All of our previous production issues stemmed from machining CP2 titanium. In general; the stronger the titanium, the better it machines, the better it polishes, and better the tool life.

Greater Machinability: CP2 and, to an extent Grade 9, don’t cut as “clean” as Grade 5. Sharp tools dull quickly due to the softness of the metal. The differences in machinability can be explained when cutting raw chicken vs cutting an apple. The chicken leaves remnants on the cutting blade at every slice, forcing you to repeat the cut multiple times to process the meat. The blade spends twice (or more) as much time cutting, thus increasing edge wear and forcing you to resharpen. On the other hand, an apple separates easily (clean) therefore spends little time in the cut thus allowing you to resharpen less often. The same thing happens when cutting CP2 (chicken) vs Grade 5 (apple). Machining CP2 takes multiple passes with the same tool causing premature wear. You can turn Grade 5 in one pass all day 😊.

Grade 5 vs CP2 vs Grade 9 Titanium

Better Polishing: Harder metals polish better than softer metals. 6AL-V4 is harder than 3AL-V4 or CP2 therefore the surface finish “pops” harder than the other two. We’re offering polished pens now for our Limited Edition drops. We tried polishing CP2 and were not impressed then we tried Grade 5. Results speak for themselves.

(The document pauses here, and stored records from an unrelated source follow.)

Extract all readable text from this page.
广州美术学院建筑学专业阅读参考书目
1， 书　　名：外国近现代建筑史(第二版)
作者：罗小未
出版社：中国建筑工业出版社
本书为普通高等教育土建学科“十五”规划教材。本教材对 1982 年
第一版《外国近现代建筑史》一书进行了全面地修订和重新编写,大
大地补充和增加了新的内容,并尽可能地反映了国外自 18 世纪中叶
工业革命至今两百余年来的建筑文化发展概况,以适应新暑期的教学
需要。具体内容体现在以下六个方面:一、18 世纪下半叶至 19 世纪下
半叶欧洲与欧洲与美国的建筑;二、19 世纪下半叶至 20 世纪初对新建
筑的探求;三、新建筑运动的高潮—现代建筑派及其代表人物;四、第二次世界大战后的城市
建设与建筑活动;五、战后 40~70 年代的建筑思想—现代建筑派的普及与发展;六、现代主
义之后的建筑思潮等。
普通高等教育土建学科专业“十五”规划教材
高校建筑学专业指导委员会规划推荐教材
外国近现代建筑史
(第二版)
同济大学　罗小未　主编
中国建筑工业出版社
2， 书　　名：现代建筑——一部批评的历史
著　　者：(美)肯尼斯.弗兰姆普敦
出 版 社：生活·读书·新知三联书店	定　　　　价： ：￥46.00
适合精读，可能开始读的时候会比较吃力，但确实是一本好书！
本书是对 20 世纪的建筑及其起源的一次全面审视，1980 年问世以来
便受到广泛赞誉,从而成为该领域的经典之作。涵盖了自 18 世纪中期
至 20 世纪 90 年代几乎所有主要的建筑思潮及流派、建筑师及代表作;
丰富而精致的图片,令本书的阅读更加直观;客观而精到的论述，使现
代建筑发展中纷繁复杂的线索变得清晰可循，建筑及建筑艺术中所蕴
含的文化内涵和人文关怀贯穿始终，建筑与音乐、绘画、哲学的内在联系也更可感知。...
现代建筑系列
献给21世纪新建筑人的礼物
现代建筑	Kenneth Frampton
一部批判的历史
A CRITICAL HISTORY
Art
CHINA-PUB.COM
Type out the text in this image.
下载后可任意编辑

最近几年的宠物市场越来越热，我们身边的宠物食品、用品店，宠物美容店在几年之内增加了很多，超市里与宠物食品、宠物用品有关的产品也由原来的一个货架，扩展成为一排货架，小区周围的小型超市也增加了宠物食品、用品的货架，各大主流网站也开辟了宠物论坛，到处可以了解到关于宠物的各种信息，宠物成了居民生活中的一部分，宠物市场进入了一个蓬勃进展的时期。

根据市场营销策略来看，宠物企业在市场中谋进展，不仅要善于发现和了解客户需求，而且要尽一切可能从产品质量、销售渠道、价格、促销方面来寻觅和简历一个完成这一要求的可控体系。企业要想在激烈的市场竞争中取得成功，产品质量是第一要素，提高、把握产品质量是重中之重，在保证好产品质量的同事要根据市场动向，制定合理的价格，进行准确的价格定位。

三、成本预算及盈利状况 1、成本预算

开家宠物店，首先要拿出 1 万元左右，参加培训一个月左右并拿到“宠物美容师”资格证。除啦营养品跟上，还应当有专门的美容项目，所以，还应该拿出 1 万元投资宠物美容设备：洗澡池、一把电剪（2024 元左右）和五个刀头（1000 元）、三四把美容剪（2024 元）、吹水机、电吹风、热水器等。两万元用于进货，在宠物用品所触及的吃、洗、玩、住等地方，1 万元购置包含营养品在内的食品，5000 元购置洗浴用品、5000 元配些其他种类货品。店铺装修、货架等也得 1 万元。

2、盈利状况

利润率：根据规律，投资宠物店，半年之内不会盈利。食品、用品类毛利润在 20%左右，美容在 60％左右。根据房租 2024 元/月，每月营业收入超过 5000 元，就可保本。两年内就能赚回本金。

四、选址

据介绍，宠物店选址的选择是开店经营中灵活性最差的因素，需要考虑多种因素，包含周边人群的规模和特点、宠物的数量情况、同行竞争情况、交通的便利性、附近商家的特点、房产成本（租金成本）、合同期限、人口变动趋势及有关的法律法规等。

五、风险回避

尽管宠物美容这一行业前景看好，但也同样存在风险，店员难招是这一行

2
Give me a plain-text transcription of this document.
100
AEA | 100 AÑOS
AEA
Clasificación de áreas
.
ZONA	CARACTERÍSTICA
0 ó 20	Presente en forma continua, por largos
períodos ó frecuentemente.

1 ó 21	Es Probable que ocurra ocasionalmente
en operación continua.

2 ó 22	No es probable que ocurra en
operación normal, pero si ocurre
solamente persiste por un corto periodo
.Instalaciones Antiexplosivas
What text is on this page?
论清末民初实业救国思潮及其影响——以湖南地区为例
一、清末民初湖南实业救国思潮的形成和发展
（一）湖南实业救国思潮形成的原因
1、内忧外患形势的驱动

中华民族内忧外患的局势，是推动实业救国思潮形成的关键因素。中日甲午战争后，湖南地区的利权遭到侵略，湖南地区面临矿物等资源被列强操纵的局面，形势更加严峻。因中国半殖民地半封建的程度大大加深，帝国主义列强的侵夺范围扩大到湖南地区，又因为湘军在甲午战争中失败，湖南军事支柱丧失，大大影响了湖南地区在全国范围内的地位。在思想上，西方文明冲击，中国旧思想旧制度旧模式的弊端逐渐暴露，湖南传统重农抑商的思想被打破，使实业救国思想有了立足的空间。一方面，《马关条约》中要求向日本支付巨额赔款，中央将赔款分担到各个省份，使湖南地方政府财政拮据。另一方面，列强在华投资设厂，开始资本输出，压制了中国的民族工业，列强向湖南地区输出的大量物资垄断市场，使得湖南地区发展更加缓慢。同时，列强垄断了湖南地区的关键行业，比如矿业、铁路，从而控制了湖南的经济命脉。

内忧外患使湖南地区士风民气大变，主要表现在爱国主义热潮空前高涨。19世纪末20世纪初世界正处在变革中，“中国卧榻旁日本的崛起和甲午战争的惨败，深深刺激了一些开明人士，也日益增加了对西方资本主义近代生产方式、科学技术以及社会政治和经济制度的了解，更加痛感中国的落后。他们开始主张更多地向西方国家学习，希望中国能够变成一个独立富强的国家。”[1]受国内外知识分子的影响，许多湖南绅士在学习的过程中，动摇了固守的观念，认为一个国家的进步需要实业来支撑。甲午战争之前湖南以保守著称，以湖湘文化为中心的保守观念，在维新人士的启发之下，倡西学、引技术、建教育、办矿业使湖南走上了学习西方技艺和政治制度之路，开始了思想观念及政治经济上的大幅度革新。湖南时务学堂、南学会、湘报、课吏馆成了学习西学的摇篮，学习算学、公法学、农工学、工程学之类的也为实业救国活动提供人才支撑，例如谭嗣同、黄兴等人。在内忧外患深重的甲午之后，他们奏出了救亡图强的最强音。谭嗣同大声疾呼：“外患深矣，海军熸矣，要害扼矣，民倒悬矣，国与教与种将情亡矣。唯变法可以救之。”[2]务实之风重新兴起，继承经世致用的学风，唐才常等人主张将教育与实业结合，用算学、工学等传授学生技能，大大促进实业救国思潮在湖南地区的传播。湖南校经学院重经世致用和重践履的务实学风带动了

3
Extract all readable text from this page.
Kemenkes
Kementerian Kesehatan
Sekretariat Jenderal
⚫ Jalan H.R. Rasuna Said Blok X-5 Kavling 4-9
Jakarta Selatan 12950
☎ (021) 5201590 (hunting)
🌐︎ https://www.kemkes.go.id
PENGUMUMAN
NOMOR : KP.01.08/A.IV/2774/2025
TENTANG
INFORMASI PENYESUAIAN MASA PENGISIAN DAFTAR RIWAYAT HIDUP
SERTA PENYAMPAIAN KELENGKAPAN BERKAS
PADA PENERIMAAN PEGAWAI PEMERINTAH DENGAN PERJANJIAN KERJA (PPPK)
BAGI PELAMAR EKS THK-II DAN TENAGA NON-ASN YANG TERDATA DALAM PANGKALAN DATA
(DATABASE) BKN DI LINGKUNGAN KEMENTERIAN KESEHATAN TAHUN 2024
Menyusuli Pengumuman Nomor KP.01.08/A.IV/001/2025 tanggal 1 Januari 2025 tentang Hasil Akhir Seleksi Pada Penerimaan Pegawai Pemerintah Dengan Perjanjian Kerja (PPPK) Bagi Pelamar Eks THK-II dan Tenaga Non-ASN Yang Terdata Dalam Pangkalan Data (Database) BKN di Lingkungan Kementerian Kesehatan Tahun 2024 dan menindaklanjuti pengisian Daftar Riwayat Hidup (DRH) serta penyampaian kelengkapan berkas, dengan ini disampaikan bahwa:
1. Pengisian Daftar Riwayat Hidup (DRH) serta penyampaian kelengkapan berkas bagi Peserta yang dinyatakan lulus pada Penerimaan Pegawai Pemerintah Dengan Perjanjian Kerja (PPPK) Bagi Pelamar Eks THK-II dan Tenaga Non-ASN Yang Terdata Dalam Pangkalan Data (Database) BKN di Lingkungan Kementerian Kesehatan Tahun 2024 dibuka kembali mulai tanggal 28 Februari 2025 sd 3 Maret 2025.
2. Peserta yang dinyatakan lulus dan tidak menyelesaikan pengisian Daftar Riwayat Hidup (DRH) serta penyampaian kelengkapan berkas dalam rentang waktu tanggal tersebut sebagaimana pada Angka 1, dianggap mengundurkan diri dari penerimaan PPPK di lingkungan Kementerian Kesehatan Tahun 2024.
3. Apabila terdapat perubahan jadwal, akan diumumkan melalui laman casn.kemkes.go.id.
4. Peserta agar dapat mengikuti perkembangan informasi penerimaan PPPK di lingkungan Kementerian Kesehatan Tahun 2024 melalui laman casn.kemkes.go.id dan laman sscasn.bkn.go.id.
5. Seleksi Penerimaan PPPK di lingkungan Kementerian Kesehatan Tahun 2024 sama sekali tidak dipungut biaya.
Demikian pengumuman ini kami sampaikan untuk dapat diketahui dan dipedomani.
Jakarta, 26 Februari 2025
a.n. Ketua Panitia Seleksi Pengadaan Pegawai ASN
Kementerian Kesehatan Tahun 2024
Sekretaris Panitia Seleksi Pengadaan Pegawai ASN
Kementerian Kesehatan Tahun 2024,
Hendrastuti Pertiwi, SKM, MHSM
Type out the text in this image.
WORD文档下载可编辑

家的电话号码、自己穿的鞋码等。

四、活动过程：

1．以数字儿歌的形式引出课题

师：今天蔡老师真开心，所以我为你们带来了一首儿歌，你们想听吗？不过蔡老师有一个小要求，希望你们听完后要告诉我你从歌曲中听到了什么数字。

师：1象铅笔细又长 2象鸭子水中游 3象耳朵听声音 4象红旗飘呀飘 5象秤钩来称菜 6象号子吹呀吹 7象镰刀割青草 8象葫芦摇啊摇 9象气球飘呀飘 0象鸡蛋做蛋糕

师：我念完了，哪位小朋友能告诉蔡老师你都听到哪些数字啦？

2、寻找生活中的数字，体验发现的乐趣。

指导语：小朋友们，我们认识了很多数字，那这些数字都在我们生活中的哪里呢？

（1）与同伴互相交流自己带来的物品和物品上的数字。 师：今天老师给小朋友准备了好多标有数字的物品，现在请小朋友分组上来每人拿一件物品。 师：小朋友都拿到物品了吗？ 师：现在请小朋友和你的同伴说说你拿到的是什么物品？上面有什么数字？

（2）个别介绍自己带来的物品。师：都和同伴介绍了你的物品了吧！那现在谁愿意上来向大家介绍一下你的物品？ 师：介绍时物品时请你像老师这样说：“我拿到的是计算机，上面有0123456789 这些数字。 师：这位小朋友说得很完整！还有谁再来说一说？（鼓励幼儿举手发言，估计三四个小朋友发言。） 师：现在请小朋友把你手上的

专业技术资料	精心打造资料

Grade 5 vs CP2 vs Grade 9 Titanium

Superior Durability: 6Al-V4 titanium is an excellent choice for applications that require a high-strength and durable material that can withstand harsh environments; like EDC. The only reason to not use Grade 5 is to cut costs and we don’t do that. We will never go back to CP2 or Grade 9. Yes, it’s more work to machine and cost ~33% more, but the pros far out weight the cons. We strive to give you the best and for EDC that’s Grade 5 titanium.